Through gravitational lensing, the large scale density fluctuations in the universe like galaxy clusters deflect the trajectory of CMB photons as they propagate from the surface of last scattering to us. Lensing of the CMB gives us a handle on the cosmic expansion and structure formation history. Since lensing turns E-mode to B-mode polarization, the polarization of the CMB is an excellent tracer of lensing. 


Primordial Gravitational Wave

Inflation generates tensor fluctuations in the gravitational metric, producing gravitational waves. The amplitude of the primordial gravitational waves is directly proportional to the square of the energy scale at inflation. B-mode polarizations in the CMB is a direct probe of the primordial gravitational wave. Thus detecting B-modes generated by GW is a 'smoking gun' evidence for inflation.


Constraining Cosmological Parameters

With the B-polarization power spectrum, one can reconstruct the lensing potential power spectrum, hence infer the clustering of structures. With the information from the lensing power spectrum, several cosmological parameters are much better constrained.

Total neutrino mass

Neutrinos contribute to the total dark matter content of the universe, however, unlike normal dark matter, on small scales neutrinos do not cluster due to their extremely high velocity (~150 (1eV/mν) km/s). This effect is called neutrino free-streaming. This directly alters the shape of the matter power spectrum.

Curvature

A non-flat universe has important implications for inflation and the string landscape.

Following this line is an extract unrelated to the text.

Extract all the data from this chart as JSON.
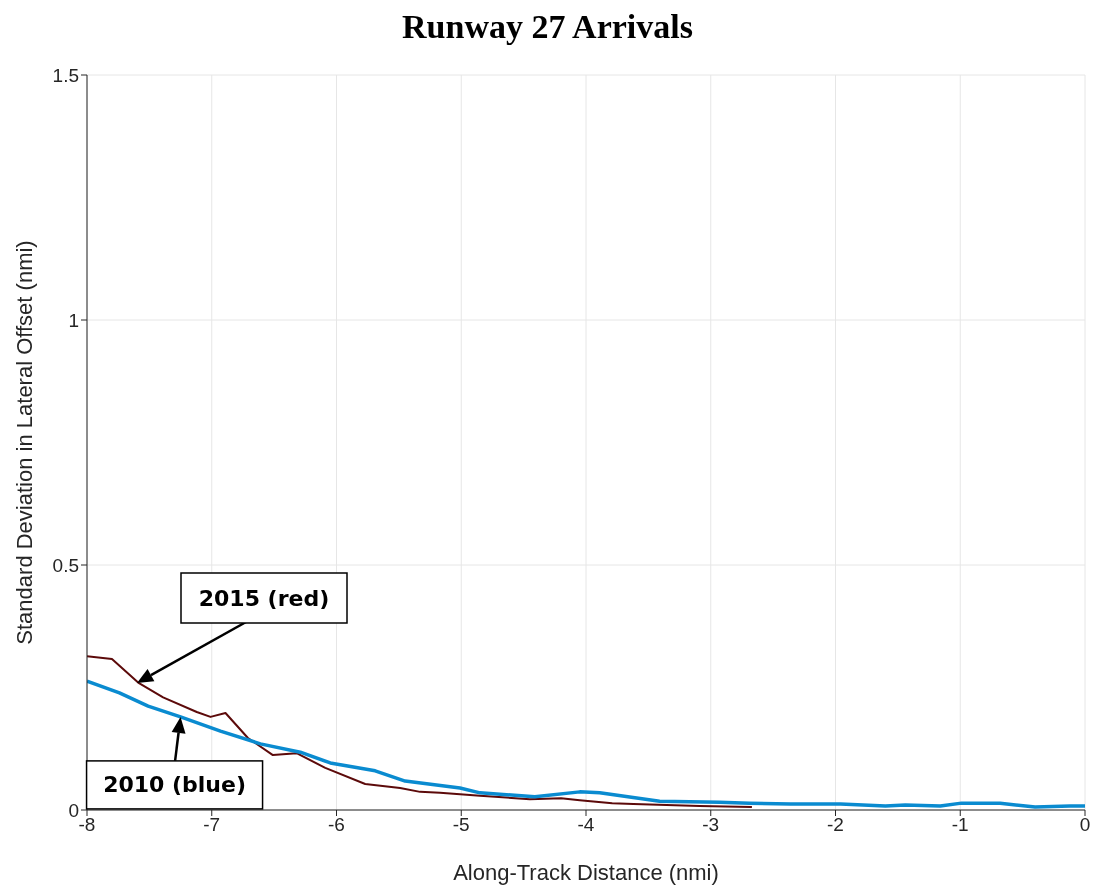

With the primary CMB anisotropy alone, allowing Ωm + ΩΛ to deviate from 1 introduces parameter degeneracies between H0 and ΩΚ , as shown in the figure below. The lensing spectrum can break this degeneracy, because the amount of clustering varies for different ΩΚ values given H0, which leads to different lensing spectrum amplitudes.


Dynamical dark energy

The lensing potential spectrum provides significant constraining power, on top of the primary CMB anisotropies and polarization and external distance measurements (BAO, H0), to determine the character of dark energy, whether it is a cosmological constant or a field, and whether it has a constant or varying equation of state.

Measuring r: the tensor to scalar ratio

With a well-measured B-polarization spectrum, one can separate the lensing B-modes and the primordial B-modes and infer the energy scale at which inflation happened.